One of the stories of the album however, is that of Joe Fox, who went from busking to balling after collaborating on a number of tracks on the album and adds an important melodic voice to the record.
Danger Mouse, Kanye West and Hudson Mohawke feature on the production credits, with psychedelic, glossy beats on tracks like ‘Fine Whine’, ‘Dreams’ and ‘L$D’ creating a winning formula for the album’s intoxicating sound.
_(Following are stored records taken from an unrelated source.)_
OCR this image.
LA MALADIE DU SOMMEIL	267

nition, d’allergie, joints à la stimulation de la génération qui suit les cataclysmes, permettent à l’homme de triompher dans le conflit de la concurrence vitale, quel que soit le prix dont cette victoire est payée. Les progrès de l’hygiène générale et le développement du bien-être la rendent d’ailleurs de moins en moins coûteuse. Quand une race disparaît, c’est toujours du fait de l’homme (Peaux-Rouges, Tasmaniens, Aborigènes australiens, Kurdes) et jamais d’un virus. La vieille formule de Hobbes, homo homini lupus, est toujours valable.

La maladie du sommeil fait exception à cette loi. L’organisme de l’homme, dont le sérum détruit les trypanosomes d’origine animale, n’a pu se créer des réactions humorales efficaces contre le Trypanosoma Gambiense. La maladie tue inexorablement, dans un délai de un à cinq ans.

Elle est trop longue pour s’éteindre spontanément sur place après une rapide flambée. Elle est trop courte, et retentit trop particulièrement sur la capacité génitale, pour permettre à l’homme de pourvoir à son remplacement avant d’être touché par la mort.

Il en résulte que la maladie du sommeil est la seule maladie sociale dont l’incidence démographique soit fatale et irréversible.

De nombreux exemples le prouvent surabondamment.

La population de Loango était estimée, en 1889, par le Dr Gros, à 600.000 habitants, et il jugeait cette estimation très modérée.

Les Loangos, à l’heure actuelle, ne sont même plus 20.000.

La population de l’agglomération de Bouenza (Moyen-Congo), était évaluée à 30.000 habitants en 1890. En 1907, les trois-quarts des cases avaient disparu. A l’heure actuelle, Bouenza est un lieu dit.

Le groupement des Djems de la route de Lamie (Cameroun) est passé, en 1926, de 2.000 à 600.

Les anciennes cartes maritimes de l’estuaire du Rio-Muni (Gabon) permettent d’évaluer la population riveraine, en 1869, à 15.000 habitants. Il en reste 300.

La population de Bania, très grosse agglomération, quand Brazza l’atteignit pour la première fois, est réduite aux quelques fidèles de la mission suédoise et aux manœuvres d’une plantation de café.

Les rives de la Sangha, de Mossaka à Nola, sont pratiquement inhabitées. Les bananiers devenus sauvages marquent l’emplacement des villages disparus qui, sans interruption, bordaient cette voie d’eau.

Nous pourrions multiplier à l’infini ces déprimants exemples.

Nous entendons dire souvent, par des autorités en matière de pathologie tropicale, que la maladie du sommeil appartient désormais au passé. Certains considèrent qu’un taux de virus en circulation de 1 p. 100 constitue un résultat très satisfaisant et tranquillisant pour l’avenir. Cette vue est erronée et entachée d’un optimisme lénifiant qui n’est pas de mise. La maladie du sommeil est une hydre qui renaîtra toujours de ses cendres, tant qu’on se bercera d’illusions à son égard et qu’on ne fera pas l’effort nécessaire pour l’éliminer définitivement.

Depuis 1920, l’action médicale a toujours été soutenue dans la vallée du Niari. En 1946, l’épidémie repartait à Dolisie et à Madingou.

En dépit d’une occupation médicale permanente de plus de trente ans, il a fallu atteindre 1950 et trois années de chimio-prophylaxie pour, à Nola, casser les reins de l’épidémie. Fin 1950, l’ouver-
Overall this record is solid, if not entirely predictable, with moments of brilliance followed by unexciting gaps and sporadic fails. Rocky needs to lose the quasi-religious self-righteousness; ‘Holy Ghost’ is as annoying as it is transparent, with religious symbolism thrown about in a manner that’s neither smart nor subtle. Unsurprisingly A$AP Yams plays a role in the album, his premature death earlier on in the year leaves a codeine-infused dark shadow over the record and his vocals complete the final track with a hearty rant and a haunting, posthumous laugh as the track fades, very much a tribute to Rocky’s friend and the last real A&R man in rap music.